Mrz 00 Mrz 03 Jan 08 Jan 09 Jan 20 Jan 21
Archer Daniels 10,9 9,9 31,5 20,2 40,8 44
Unilever 15,8 18,9 22,6 17,8 52,4 49,2
General Mills 18,3 20,9 18,2 23,3 48,6 45,7
Procter Gamble 43,5 40,6 45,6 44,4 114 108,3
Johnson & Johnson 42,8 52,5 45,3 44 134,8 134,7
Nestle 19 20 31 26 100 95
Beiersdorf 24 34 49,3 40 106 91,3
Reckitt Benckiser 9,7 15,1 34,2 28,6 71,6 72,4
Henkel 19,3 16,8 29,2 17,5 85,6 78,2
LVHM 79,3 32,4 62,6 36 436,2 508,3

Andere wie Kraft Heinz, Mondelez, Ebro Foods, Hormel Foods, Tyson Foods haben nicht so eine lange Historie, weil sie im betrachteten Zeitraum umstrukturiert wurden. Sie sind es jedoch auch wert betrachtet zu werden. Wie die drei Tabellen zeigen, kann man mit Unternehmen, die eben nicht im Focus der Medien stehen sein Vermögen über Krisen verschiedener Bauart hinüberretten. Man wird damit nicht ganz so schnell reich, denn mühsam ernährt sich das Eichhörnchen. Aber man kann ruhig schlafen, während an der Hohen Börse Hektik und Konfusion herrschen.

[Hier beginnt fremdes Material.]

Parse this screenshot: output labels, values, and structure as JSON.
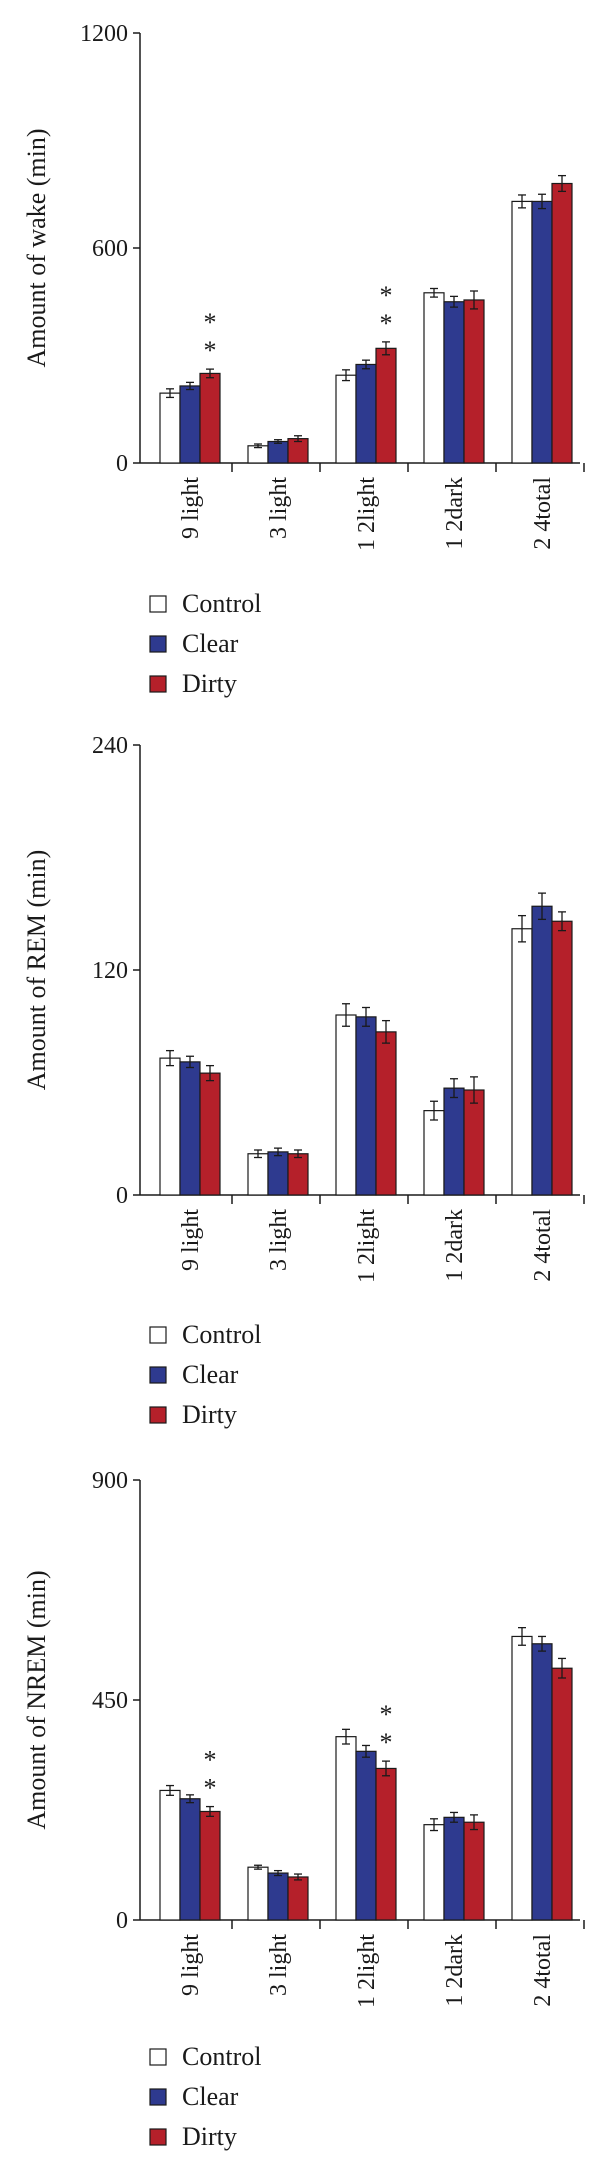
{
  "colors": {
    "Control": "#ffffff",
    "Clear": "#2e3a8f",
    "Dirty": "#b5202a",
    "axis": "#1a1a1a"
  },
  "chart_data": [
    {
      "type": "bar",
      "ylabel": "Amount of wake (min)",
      "ylim": [
        0,
        1200
      ],
      "yticks": [
        0,
        600,
        1200
      ],
      "categories": [
        "9 light",
        "3 light",
        "1 2light",
        "1 2dark",
        "2 4total"
      ],
      "series": [
        {
          "name": "Control",
          "values": [
            195,
            48,
            245,
            475,
            730
          ],
          "errors": [
            12,
            5,
            15,
            12,
            18
          ]
        },
        {
          "name": "Clear",
          "values": [
            215,
            60,
            275,
            450,
            730
          ],
          "errors": [
            10,
            5,
            12,
            15,
            20
          ]
        },
        {
          "name": "Dirty",
          "values": [
            250,
            68,
            320,
            455,
            780
          ],
          "errors": [
            12,
            8,
            18,
            25,
            22
          ]
        }
      ],
      "annotations": [
        {
          "category": "9 light",
          "series": "Dirty",
          "text": "*"
        },
        {
          "category": "9 light",
          "series": "Dirty",
          "text": "*"
        },
        {
          "category": "1 2light",
          "series": "Dirty",
          "text": "*"
        },
        {
          "category": "1 2light",
          "series": "Dirty",
          "text": "*"
        }
      ],
      "legend": [
        "Control",
        "Clear",
        "Dirty"
      ],
      "legend_position": "bottom-left"
    },
    {
      "type": "bar",
      "ylabel": "Amount of REM (min)",
      "ylim": [
        0,
        240
      ],
      "yticks": [
        0,
        120,
        240
      ],
      "categories": [
        "9 light",
        "3 light",
        "1 2light",
        "1 2dark",
        "2 4total"
      ],
      "series": [
        {
          "name": "Control",
          "values": [
            73,
            22,
            96,
            45,
            142
          ],
          "errors": [
            4,
            2,
            6,
            5,
            7
          ]
        },
        {
          "name": "Clear",
          "values": [
            71,
            23,
            95,
            57,
            154
          ],
          "errors": [
            3,
            2,
            5,
            5,
            7
          ]
        },
        {
          "name": "Dirty",
          "values": [
            65,
            22,
            87,
            56,
            146
          ],
          "errors": [
            4,
            2,
            6,
            7,
            5
          ]
        }
      ],
      "annotations": [],
      "legend": [
        "Control",
        "Clear",
        "Dirty"
      ],
      "legend_position": "bottom-left"
    },
    {
      "type": "bar",
      "ylabel": "Amount of NREM (min)",
      "ylim": [
        0,
        900
      ],
      "yticks": [
        0,
        450,
        900
      ],
      "categories": [
        "9 light",
        "3 light",
        "1 2light",
        "1 2dark",
        "2 4total"
      ],
      "series": [
        {
          "name": "Control",
          "values": [
            265,
            108,
            375,
            195,
            580
          ],
          "errors": [
            10,
            4,
            15,
            12,
            18
          ]
        },
        {
          "name": "Clear",
          "values": [
            248,
            96,
            345,
            210,
            565
          ],
          "errors": [
            8,
            5,
            12,
            10,
            15
          ]
        },
        {
          "name": "Dirty",
          "values": [
            222,
            88,
            310,
            200,
            515
          ],
          "errors": [
            10,
            6,
            15,
            15,
            20
          ]
        }
      ],
      "annotations": [
        {
          "category": "9 light",
          "series": "Dirty",
          "text": "*"
        },
        {
          "category": "9 light",
          "series": "Dirty",
          "text": "*"
        },
        {
          "category": "1 2light",
          "series": "Dirty",
          "text": "*"
        },
        {
          "category": "1 2light",
          "series": "Dirty",
          "text": "*"
        }
      ],
      "legend": [
        "Control",
        "Clear",
        "Dirty"
      ],
      "legend_position": "bottom-left"
    }
  ]
}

Derzeit wird in der sog. „Qualitätspresse“ gerade für Wasserstoff-Startups getrommelt. Sicher kann man damit Glück haben, wahrscheinlicher ist Pech. Die ganze Branche – egal wer erfolgreich sein wird, oder auch nicht – benötigt einige seltene Metalle wie zum Beispiel Palladium und Platin. Der Großteil der Förderung in Südafrika und Nordamerika verteilt sich auf nur drei Bergbaubetriebe, die ich mir mal etwas genauer angeschaut habe. Von zweien habe ich mir bevor der Hype richtig losging, ein paar Aktien gekauft. Da verspare ich mir die teuren Risiken der Industriepioniere und kann relativ entspannt beobachten. Denn die beiden Metalle werden nicht nur für Katalysatoren benötigt. Und man kann den braven Xhosas und Zulus in den Minen noch was Gutes tun. Glückauf, der Steiger kommt!

 

Grüße an den V-Schutz: Der Fuchs ist schlau und stellt sich dumm, die Wirtschaftspresse ist anders rum.